As India unlocks, learning to live with the virus approch signals waning of social contract, active governance

'Learn to live with it' also includes learning how to suffer from it and all that idea includes right from being denied a hospital bed to dying in isolation, to dying in anxiety that you have possibly spread the virus to your family.

Abhinav Verma and Shiralie Chaturvedi June 09, 2020 10:46:52 IST
As India unlocks, learning to live with the virus approch signals waning of social contract, active governance

Long ago, a discordant set of people who claimed their own individual rights and liberty, sometimes even to the violation of another’s, came together to form modern society. Acting on their own accord without common responsibility meant that they were intrinsically Darwinian — the strongest survive and the weak perish — in a place where fear was continual and commerce or leisure was unknown.

As Rousseau put it, the only way to proceed was for each individual to ‘put into the community his person and all his powers under the supreme direction of the general will’. This gave form to the concept of organised government -- an intangible entity to act on the general will of the people. This, they believed, will provide the greatest protection from nature’s perils.

A social contract is now formed, whereby members reap the benefits of society and enjoy a greater degree of protection by foregoing certain freedoms, enforced via a formed government. This quid pro quo we all make each day to live under the protection of the government.

These ideas have long defined what society looks like, even the earliest documented instructions by Greek Sophists in 5th century BCE. They also define how society operates today, in 2020, as the world is facing an overt threat.
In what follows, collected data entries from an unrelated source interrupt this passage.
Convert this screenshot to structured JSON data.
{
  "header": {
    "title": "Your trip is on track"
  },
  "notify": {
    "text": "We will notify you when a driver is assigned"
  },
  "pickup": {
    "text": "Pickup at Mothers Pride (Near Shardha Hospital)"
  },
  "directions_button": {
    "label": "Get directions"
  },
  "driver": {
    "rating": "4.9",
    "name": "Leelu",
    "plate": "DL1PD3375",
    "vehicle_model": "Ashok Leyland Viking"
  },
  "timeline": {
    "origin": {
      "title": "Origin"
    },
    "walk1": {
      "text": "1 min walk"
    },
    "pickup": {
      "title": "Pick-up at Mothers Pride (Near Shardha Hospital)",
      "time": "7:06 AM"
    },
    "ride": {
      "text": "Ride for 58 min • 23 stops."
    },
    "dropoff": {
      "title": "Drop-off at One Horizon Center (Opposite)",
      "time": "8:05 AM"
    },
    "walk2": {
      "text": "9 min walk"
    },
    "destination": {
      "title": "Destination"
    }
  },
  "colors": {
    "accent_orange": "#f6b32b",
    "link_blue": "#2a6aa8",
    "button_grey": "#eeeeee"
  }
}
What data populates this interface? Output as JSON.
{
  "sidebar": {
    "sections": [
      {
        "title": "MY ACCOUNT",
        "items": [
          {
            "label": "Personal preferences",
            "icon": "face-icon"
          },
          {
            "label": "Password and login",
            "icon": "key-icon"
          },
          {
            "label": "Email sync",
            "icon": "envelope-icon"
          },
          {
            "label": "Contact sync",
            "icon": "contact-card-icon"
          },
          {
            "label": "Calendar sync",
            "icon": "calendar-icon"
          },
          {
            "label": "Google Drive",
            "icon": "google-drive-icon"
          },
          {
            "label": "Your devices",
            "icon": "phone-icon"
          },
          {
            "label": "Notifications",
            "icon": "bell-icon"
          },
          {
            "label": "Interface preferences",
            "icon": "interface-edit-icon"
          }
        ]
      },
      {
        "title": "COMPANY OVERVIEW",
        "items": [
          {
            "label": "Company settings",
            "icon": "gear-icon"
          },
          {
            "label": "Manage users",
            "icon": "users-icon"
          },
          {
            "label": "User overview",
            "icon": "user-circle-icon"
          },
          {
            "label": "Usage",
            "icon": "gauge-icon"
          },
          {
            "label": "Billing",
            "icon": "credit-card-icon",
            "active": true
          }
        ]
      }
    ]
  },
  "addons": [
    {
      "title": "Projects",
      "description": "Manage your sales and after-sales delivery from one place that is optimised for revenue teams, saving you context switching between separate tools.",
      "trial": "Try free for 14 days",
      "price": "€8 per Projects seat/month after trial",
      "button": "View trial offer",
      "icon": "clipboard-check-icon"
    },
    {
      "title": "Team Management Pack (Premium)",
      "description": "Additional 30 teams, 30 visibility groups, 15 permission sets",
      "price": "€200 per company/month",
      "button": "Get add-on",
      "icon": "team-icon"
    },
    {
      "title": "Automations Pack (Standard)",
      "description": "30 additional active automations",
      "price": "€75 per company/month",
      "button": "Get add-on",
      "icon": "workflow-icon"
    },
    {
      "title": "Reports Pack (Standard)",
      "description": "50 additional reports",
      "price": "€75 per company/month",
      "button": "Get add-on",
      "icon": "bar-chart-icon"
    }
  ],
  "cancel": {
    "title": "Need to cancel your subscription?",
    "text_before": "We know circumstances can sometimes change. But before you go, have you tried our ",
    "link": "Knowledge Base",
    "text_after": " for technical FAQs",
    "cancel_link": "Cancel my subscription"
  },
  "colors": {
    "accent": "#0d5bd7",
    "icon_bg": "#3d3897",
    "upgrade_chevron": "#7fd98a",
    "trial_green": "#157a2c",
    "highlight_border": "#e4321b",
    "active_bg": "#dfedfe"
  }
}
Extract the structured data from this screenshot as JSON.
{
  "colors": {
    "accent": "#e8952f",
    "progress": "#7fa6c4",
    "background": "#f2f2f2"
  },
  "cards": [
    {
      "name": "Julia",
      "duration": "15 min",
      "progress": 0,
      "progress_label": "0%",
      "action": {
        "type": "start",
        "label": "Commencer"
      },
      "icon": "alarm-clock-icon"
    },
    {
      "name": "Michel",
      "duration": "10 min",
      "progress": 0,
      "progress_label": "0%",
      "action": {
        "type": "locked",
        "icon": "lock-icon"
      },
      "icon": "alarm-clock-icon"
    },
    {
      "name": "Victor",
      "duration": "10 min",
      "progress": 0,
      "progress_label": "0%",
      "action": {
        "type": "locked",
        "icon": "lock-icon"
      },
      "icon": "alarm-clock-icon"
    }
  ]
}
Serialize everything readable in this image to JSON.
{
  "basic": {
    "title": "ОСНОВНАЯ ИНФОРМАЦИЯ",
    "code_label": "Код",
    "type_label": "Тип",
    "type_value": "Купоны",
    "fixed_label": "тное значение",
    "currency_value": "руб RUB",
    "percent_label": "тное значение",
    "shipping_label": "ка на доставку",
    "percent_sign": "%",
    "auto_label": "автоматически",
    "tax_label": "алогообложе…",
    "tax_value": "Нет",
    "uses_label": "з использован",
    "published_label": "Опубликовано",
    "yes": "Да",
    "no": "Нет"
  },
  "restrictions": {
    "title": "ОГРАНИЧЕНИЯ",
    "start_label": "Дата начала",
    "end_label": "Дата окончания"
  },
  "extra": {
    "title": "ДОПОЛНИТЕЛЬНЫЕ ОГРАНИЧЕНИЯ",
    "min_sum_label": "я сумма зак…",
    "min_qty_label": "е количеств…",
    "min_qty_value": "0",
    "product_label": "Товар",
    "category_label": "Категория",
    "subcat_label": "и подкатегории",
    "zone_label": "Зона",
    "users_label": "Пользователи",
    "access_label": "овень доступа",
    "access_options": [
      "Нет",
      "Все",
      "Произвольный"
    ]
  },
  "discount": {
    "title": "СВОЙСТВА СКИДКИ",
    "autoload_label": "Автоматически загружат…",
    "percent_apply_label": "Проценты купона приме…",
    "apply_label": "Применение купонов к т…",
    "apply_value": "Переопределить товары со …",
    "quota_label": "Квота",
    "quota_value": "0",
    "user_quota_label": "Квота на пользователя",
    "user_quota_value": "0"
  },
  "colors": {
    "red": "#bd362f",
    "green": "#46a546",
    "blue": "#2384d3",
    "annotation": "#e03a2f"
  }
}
The novel coronavirus has now claimed over 4 lakh lives worldwide and is set to take many more.

The official narrative

Governments world over have been investing heavily in testing exhaustively to isolate cases, preparing hospitals to treat, and fixing the gaping hole in the world economy. In India, the government had done all of these, starting as early as 8 January The country also imposed a strict lockdown starting 25 March itself, however, the “unlocking” commenced from 8 June, at a time when cases have neither peaked nor has the curve flattened.

As per the terms of the invisible contract, the government is entrusted with the responsibility to protect life and dignity of its citizenry from this pandemic, otherwise, it has no basis to exist. It is for this reason that the narrative accompanying the unlocking is irksome.

In a meeting with chief ministers on 11 May, Prime Minister Narendra Modi said "we will have to learn to live with corona" for the first time. On 12 May in his address to the nation, he further stated that the virus is going to be a part of our lives. This was coupled with a plea to go back to work to revive the economy. Earlier on 8 May, the health ministry had also asserted the idea of “living with the virus”, one that was then echoed by Delhi chief minister Arvind Kejriwal.

'Learn to live with it' also includes learning how to suffer from it and all that idea includes right from being denied a hospital bed to dying in isolation, to dying in anxiety that you have possibly spread the virus to your family. This casts the government as a passive player who told you to figure it out yourself.

Passive culpability of the establishment

This passiveness hasn’t been the response of countries that have won the fight against coronavirus. For instance, New Zealand is now virus-free. The administration tracked, isolated and treated each case and now they don’t live in an existential threat.

Population size comparatives have been used to distinguish New Zealand and our (clearly not so) Aatmanirbhar Bharat. However, that doesn’t account for the fact that India should’ve learnt how to manage its large population size in the 72 years of independence. The density of population comes with an increased density of responsibilities, reactions, accountability, and answers.

Public health strategists will tell you that ramping up testing and nearing universal testing is the only way to contain the virus before the vaccine comes out. However, it was only in mid-May that India actually was able to administer more than 1 lakh tests in a day. Today, India is testing ~3 persons per 1,000 population, much behind Denmark (95.45), Italy (66.98) and even South Africa (18.34).

The reason provided for the two-month-long lockdown was to build hospital preparedness in the meantime as well as to flatten the curve. While the latter was far from being fulfilled when India ‘unlock’-ed as the curve still rises steeply each day, the former is a big question mark. Rising graphs are only indicative of people falling prey to the virus even with the — wear a mask, sanitise and maintain social distance — diktat. There is a documented and recorded shortage of beds in both metro cities, Mumbai and Delhi.

What happens to you and me now?

Going by reports, the average Indian, if infected, will shuttle from ER to ER trying to get admitted causing more infections in the process. If admitted, she will be treated by doctors who don’t get adequate supplies of PPE but only two moments of nationwide (non-monetisable) applause, since doctors too are responsible for their own safety as per the government. Soon, we’ll be a nation of those who could brave the virus while others perished; it took a pandemic to realise these faultlines.

Abhinav Verma is a lawyer and policy consultant working on health systems strengthening. Shiralie Chaturvedi is a writer and journalist. Views expressed here are their own.